The Forest Watch Committee is focused on providing opportunities for education and experiences, that give individuals a better understanding and appreciation of all forest values, including ecological, recreational, and economical. Since the committee’s inception early in the history of this Biosphere being designated, the committee has offered a wide range of opportunities within schools and communities. For a few years, there were great educational projects at the high school in Potlotek First Nation and the Middle River Elementary School, amongst many other initiatives; however, some of these had to be paused during the pandemic and are taking on new forms as we navigate the changes. The Forest Watch Committee continues to engage students in educational projects, and most recently, in collaboration with the Department of Lands and Forestry, had NSCC students participating in soil surveys and tree planting to restore an old mine site in Irish Cove. The growth of this site will be measured and monitored, and a picnic shelter will be installed, providing an opportunity for community members to learn about the restoration project and enjoy the area.
Another way for anyone in the Biosphere to get involved, whether resident or visiting, is by participating in the Citizen Science initiatives currently being promoted by the Forest Watch Committee. The iNaturalist app downloaded on a device, allows anyone to upload a picture of flora or fauna sighted in the Biosphere, which is then verified by scientists and added to a giant database to give an accurate picture of the biodiversity of the area. Citizen Science initiatives requiring a longer-term commitment include stream and groundwater monitoring where conductivity, temperature, pH, and turbidity are measured on a regular basis. Furthermore, interested citizens can learn how to collect data from the Mesonet sites installed all around Cape Breton to monitor weather.

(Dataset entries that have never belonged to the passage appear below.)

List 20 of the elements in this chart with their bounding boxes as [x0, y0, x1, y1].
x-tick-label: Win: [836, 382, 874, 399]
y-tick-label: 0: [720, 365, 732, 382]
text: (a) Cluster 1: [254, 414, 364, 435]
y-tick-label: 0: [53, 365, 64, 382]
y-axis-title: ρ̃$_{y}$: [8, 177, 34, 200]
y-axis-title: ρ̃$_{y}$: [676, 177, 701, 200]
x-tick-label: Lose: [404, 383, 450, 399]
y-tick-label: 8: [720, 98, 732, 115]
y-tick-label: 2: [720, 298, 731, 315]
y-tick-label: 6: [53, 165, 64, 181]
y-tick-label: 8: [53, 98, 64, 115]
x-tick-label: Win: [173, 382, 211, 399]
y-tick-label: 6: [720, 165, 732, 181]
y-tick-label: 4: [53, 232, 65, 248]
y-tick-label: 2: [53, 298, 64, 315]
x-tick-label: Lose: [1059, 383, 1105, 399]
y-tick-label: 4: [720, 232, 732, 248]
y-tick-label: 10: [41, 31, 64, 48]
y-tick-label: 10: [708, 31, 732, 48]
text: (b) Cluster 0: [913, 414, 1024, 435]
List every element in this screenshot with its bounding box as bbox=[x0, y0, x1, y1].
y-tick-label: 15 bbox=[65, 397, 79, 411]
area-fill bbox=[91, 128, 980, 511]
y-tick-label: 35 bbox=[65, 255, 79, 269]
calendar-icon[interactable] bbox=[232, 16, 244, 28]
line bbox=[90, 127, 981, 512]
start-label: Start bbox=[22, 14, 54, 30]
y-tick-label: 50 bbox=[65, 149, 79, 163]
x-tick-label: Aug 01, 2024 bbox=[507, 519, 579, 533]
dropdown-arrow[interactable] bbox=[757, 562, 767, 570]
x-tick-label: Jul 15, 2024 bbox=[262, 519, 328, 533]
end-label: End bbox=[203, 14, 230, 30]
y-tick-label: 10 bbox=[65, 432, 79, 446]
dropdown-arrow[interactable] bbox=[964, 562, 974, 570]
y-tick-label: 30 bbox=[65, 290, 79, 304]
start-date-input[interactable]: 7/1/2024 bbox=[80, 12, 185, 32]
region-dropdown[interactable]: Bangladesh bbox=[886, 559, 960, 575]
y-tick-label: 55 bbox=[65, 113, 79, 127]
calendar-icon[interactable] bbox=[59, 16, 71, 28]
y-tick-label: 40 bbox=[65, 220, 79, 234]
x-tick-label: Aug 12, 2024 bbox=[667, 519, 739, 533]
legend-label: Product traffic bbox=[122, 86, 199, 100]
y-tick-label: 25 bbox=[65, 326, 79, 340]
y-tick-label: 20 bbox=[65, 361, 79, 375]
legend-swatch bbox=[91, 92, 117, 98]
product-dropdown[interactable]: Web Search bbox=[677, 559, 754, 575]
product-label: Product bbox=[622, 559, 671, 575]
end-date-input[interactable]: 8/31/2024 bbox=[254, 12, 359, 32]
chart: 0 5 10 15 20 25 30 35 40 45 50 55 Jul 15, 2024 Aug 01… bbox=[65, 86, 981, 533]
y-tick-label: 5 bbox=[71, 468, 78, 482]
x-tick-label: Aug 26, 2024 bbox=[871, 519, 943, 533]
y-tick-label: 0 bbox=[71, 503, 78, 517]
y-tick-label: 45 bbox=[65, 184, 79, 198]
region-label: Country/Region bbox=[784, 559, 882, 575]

In collaboration with Explore the Bras D’Or and the Trails Committee, the Forest Watch is offering two semi-guided hiking opportunities in July and August where participants can learn more about unique forest ecosystems in the Biosphere. Throughout the year, the committee plans to add signage to the existing trails to provide information and interaction with the environment, and to encourage people to continue enjoying the incredible Bras D’Or Lake Biosphere all year long!